After what seemed a long time, several men hurried over, grunting as they pulled chunks of wood and plaster off Ray, then moved him to help Tracey sit up. “Is he—is he alright?” she asked faintly.
“He’s still breathing!” one of them announced, and Tracey felt light-headed with relief.
Ray saving Tracey from the stray German bomb had greatly impressed Mr. Stephens, who suggested inviting him around for tea, once he was feeling better. “Finally!” Ray joked from his hospital bed. “If I’d known this was all it would take—”
Tracey hushed him, still too shaken by the event to make light of it, and he took her hand. He hadn’t been hurt badly, mainly a concussion, but the doctors wanted to keep him a few days for observation. Amazingly no one had been killed in the incident—likely a bomber that had gotten lost from its squadron—but the pub was heavily damaged, and local sentiment against any nearby Germans was running high.
“People are saying such ugly things,” Tracey murmured, dispirited. She was gaining a new, long-term perspective on the absurdity of hating any one group.

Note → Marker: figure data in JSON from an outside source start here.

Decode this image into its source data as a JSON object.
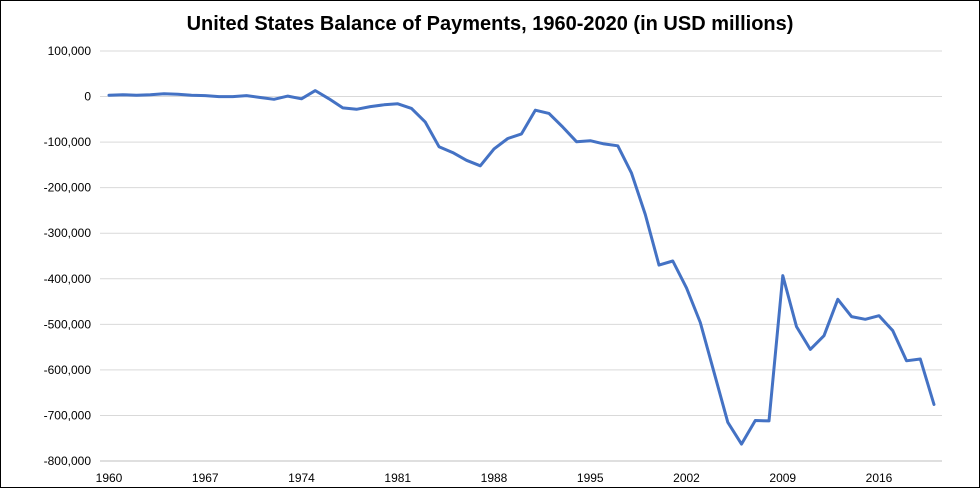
{
  "chart_data": {
    "type": "line",
    "title": "United States Balance of Payments, 1960-2020 (in USD millions)",
    "xlabel": "",
    "ylabel": "",
    "xlim": [
      1960,
      2020
    ],
    "ylim": [
      -800000,
      100000
    ],
    "y_ticks": [
      100000,
      0,
      -100000,
      -200000,
      -300000,
      -400000,
      -500000,
      -600000,
      -700000,
      -800000
    ],
    "y_tick_labels": [
      "100,000",
      "0",
      "-100,000",
      "-200,000",
      "-300,000",
      "-400,000",
      "-500,000",
      "-600,000",
      "-700,000",
      "-800,000"
    ],
    "x_ticks": [
      1960,
      1967,
      1974,
      1981,
      1988,
      1995,
      2002,
      2009,
      2016
    ],
    "x_tick_labels": [
      "1960",
      "1967",
      "1974",
      "1981",
      "1988",
      "1995",
      "2002",
      "2009",
      "2016"
    ],
    "grid": "horizontal",
    "legend": "none",
    "line_color": "#4472C4",
    "series": [
      {
        "x": [
          1960,
          1961,
          1962,
          1963,
          1964,
          1965,
          1966,
          1967,
          1968,
          1969,
          1970,
          1971,
          1972,
          1973,
          1974,
          1975,
          1976,
          1977,
          1978,
          1979,
          1980,
          1981,
          1982,
          1983,
          1984,
          1985,
          1986,
          1987,
          1988,
          1989,
          1990,
          1991,
          1992,
          1993,
          1994,
          1995,
          1996,
          1997,
          1998,
          1999,
          2000,
          2001,
          2002,
          2003,
          2004,
          2005,
          2006,
          2007,
          2008,
          2009,
          2010,
          2011,
          2012,
          2013,
          2014,
          2015,
          2016,
          2017,
          2018,
          2019,
          2020
        ],
        "values": [
          3000,
          4000,
          3000,
          4000,
          6000,
          5000,
          3000,
          2000,
          0,
          0,
          2000,
          -2000,
          -6000,
          1000,
          -5000,
          13000,
          -5000,
          -25000,
          -28000,
          -22000,
          -18000,
          -16000,
          -26000,
          -56000,
          -110000,
          -123000,
          -140000,
          -152000,
          -115000,
          -92000,
          -82000,
          -30000,
          -37000,
          -67000,
          -99000,
          -97000,
          -104000,
          -108000,
          -168000,
          -259000,
          -370000,
          -361000,
          -420000,
          -496000,
          -605000,
          -715000,
          -763000,
          -711000,
          -712000,
          -393000,
          -505000,
          -555000,
          -525000,
          -445000,
          -483000,
          -489000,
          -481000,
          -514000,
          -580000,
          -576000,
          -676000
        ]
      }
    ]
  }
}
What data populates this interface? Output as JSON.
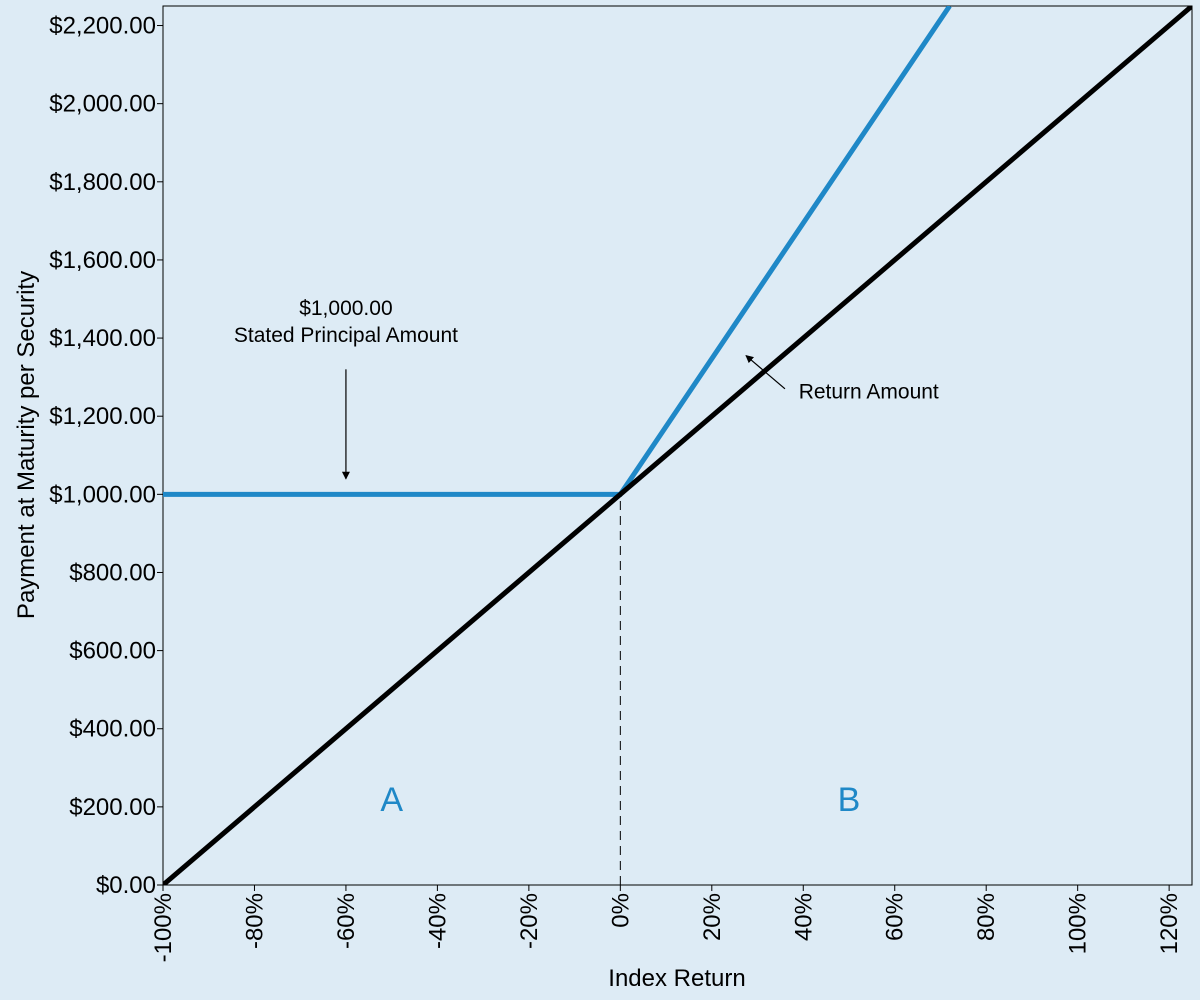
{
  "chart_data": {
    "type": "line",
    "title": "",
    "xlabel": "Index Return",
    "ylabel": "Payment at Maturity per Security",
    "xlim": [
      -100,
      125
    ],
    "ylim": [
      0,
      2250
    ],
    "x_ticks": [
      -100,
      -80,
      -60,
      -40,
      -20,
      0,
      20,
      40,
      60,
      80,
      100,
      120
    ],
    "x_tick_labels": [
      "-100%",
      "-80%",
      "-60%",
      "-40%",
      "-20%",
      "0%",
      "20%",
      "40%",
      "60%",
      "80%",
      "100%",
      "120%"
    ],
    "y_ticks": [
      0,
      200,
      400,
      600,
      800,
      1000,
      1200,
      1400,
      1600,
      1800,
      2000,
      2200
    ],
    "y_tick_labels": [
      "$0.00",
      "$200.00",
      "$400.00",
      "$600.00",
      "$800.00",
      "$1,000.00",
      "$1,200.00",
      "$1,400.00",
      "$1,600.00",
      "$1,800.00",
      "$2,000.00",
      "$2,200.00"
    ],
    "grid": false,
    "series": [
      {
        "color": "#000000",
        "points": [
          [
            -100,
            0
          ],
          [
            125,
            2250
          ]
        ]
      },
      {
        "color": "#1f88c7",
        "points": [
          [
            -100,
            1000
          ],
          [
            0,
            1000
          ],
          [
            72,
            2250
          ]
        ]
      }
    ],
    "reference_lines": [
      {
        "x": 0,
        "y_from": 0,
        "y_to": 1000,
        "style": "dashed"
      }
    ],
    "annotations": [
      {
        "lines": [
          "$1,000.00",
          "Stated Principal Amount"
        ],
        "text_at": [
          -60,
          1390
        ],
        "arrow_from": [
          -60,
          1320
        ],
        "arrow_to": [
          -60,
          1040
        ]
      },
      {
        "lines": [
          "Return Amount"
        ],
        "text_at": [
          39,
          1245
        ],
        "arrow_from": [
          36,
          1270
        ],
        "arrow_to": [
          27.5,
          1355
        ]
      }
    ],
    "regions": [
      {
        "label": "A",
        "at": [
          -50,
          190
        ],
        "color": "#1f88c7"
      },
      {
        "label": "B",
        "at": [
          50,
          190
        ],
        "color": "#1f88c7"
      }
    ]
  }
}
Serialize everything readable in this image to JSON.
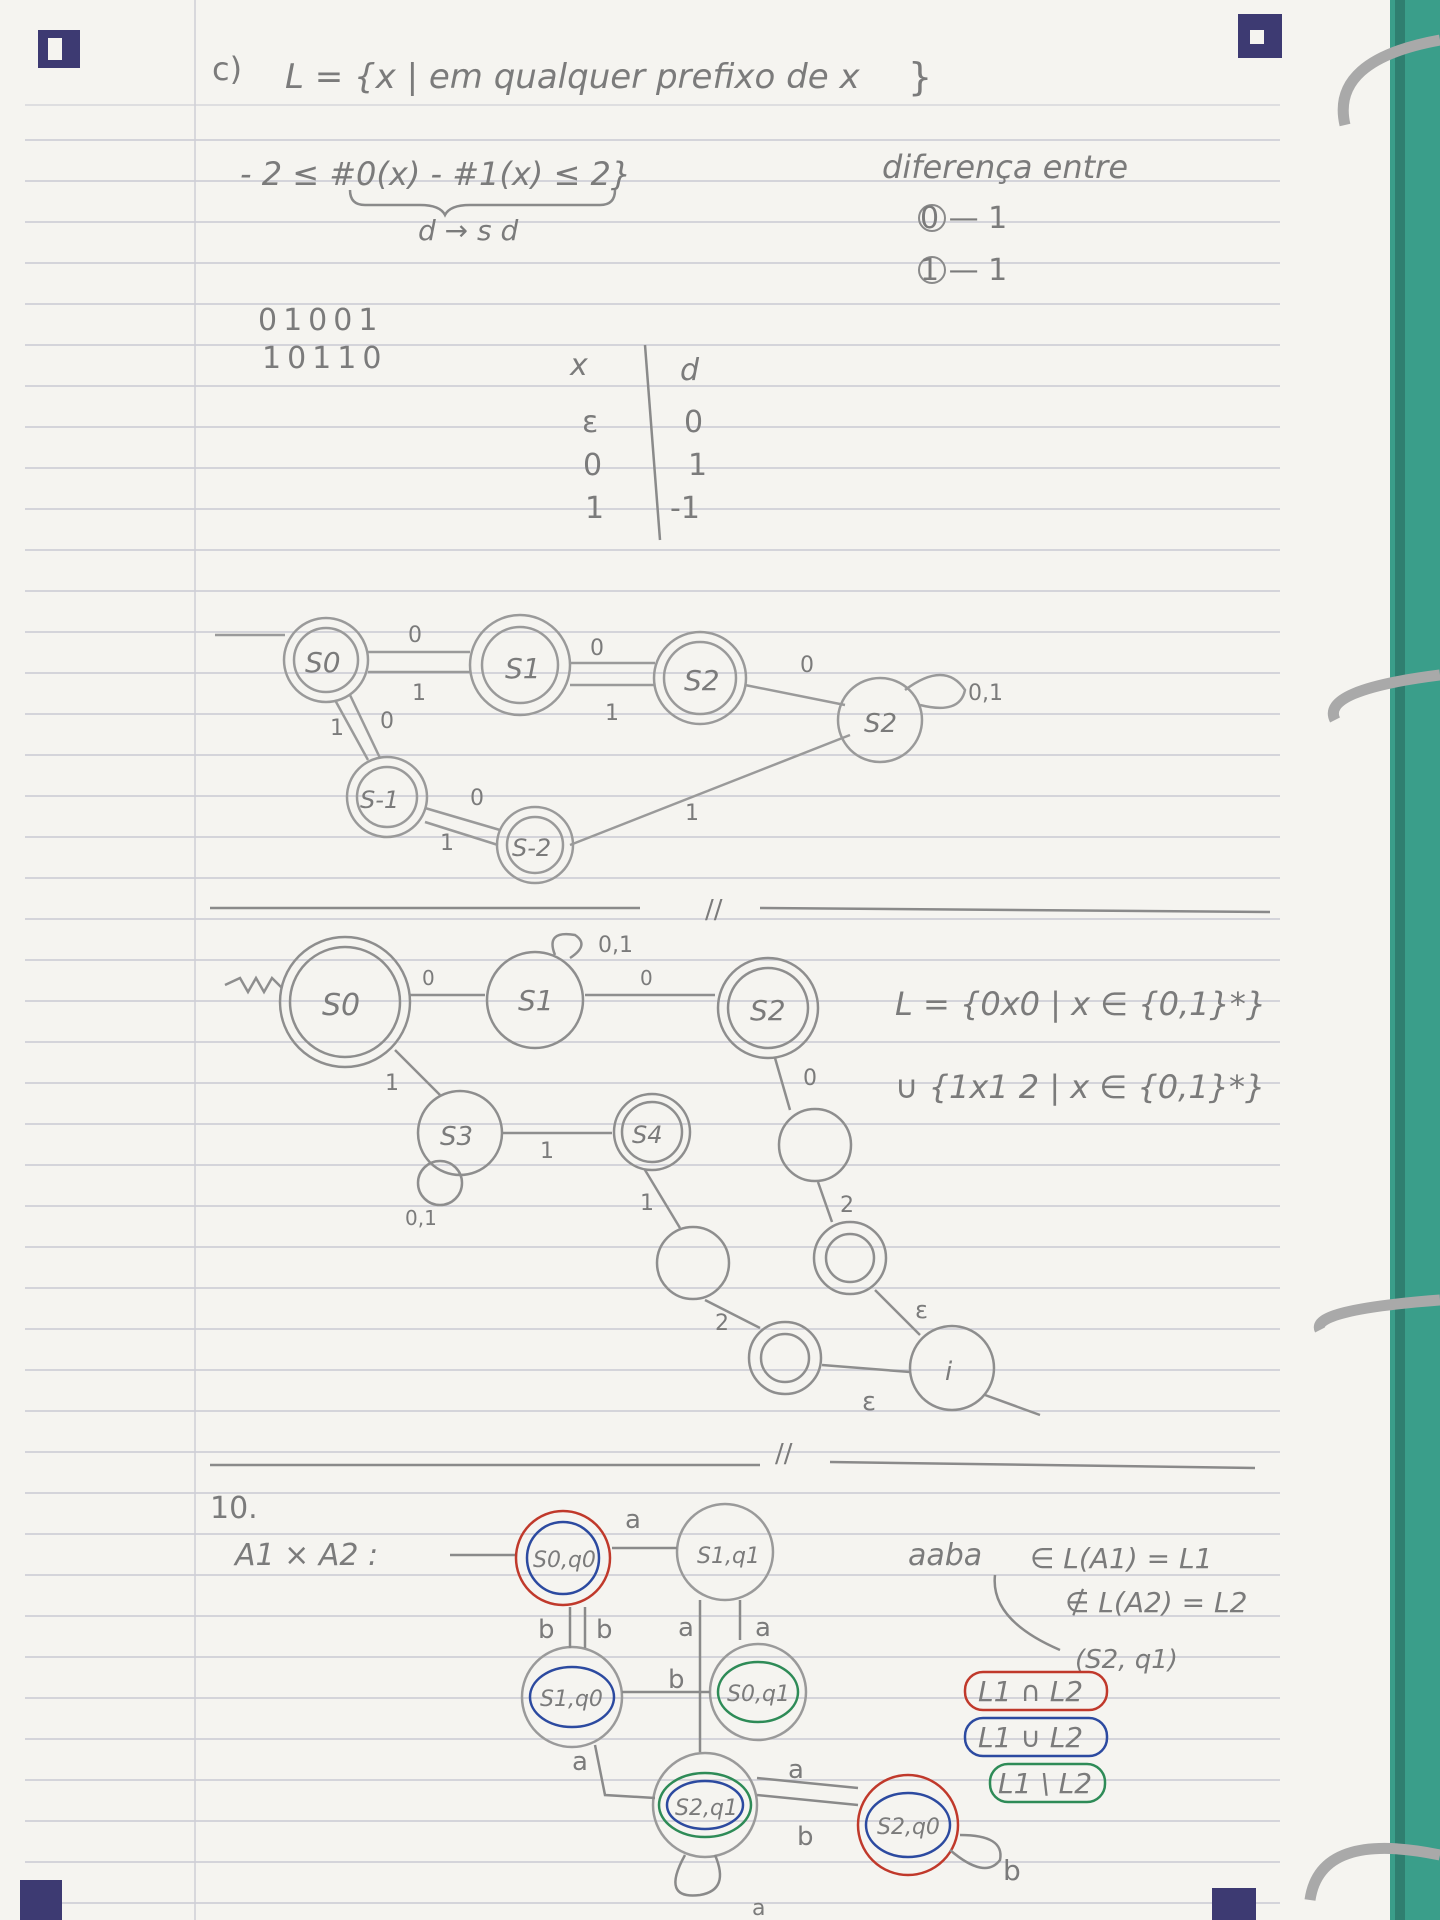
{
  "part_c": {
    "heading": "c)",
    "definition": "L = {x | em qualquer prefixo de x",
    "condition": "- 2 ≤ #0(x) - #1(x) ≤ 2}",
    "underbrace_note": "d → s d",
    "diferenca_label": "diferença entre",
    "diferenca_rows": [
      "0 — 1",
      "1 — 1"
    ],
    "examples": [
      "01001",
      "10110"
    ],
    "table": {
      "headers": [
        "x",
        "d"
      ],
      "rows": [
        [
          "ε",
          "0"
        ],
        [
          "0",
          "1"
        ],
        [
          "1",
          "-1"
        ]
      ]
    }
  },
  "diagram1": {
    "states": [
      "S0",
      "S1",
      "S2",
      "S2",
      "S-1",
      "S-2"
    ],
    "edges": [
      "0",
      "1",
      "0",
      "1",
      "0",
      "0,1",
      "1",
      "0",
      "0",
      "1",
      "1"
    ]
  },
  "separator1": "//",
  "diagram2": {
    "states": [
      "S0",
      "S1",
      "S2",
      "S3",
      "S4",
      "i"
    ],
    "edges": [
      "0",
      "0",
      "0,1",
      "1",
      "1",
      "0,1",
      "0",
      "1",
      "2",
      "2",
      "ε",
      "ε"
    ],
    "language_line1": "L = {0x0 | x ∈ {0,1}*}",
    "language_line2": "∪ {1x1 2 | x ∈ {0,1}*}"
  },
  "separator2": "//",
  "exercise10": {
    "number": "10.",
    "product_label": "A1 × A2 :",
    "states": [
      "S0,q0",
      "S1,q1",
      "S1,q0",
      "S0,q1",
      "S2,q1",
      "S2,q0"
    ],
    "edges": [
      "a",
      "b",
      "b",
      "a",
      "a",
      "b",
      "a",
      "a",
      "b",
      "a",
      "b"
    ],
    "note_word": "aaba",
    "note_in": "∈ L(A1) = L1",
    "note_notin": "∉ L(A2) = L2",
    "note_arrow": "(S2, q1)",
    "operations": [
      "L1 ∩ L2",
      "L1 ∪ L2",
      "L1 \\ L2"
    ],
    "colors": {
      "red": "#c0392b",
      "blue": "#2c4aa0",
      "green": "#2e8b57",
      "pencil": "#8a8a8a"
    }
  }
}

“I know, love,” Ray soothed her, and her human heart warmed to the endearment. “I think I should join up as soon as they declare me fit,” he went on, which she had been expecting though not looking forward to. “I really need—” He stopped talking as a doctor walked by. “I need to go to Europe to find them,” he continued. “Can we—can we make plans, before I go?” he asked tentatively.
Tracey smiled. “Why do you think I’ve been saving my money?” she asked. She wanted to bring a little something to their life together, especially now that her job was gone.
Ray grinned. “You’re my best girl, Tracey,” he declared, looking like he was about to burst with happiness.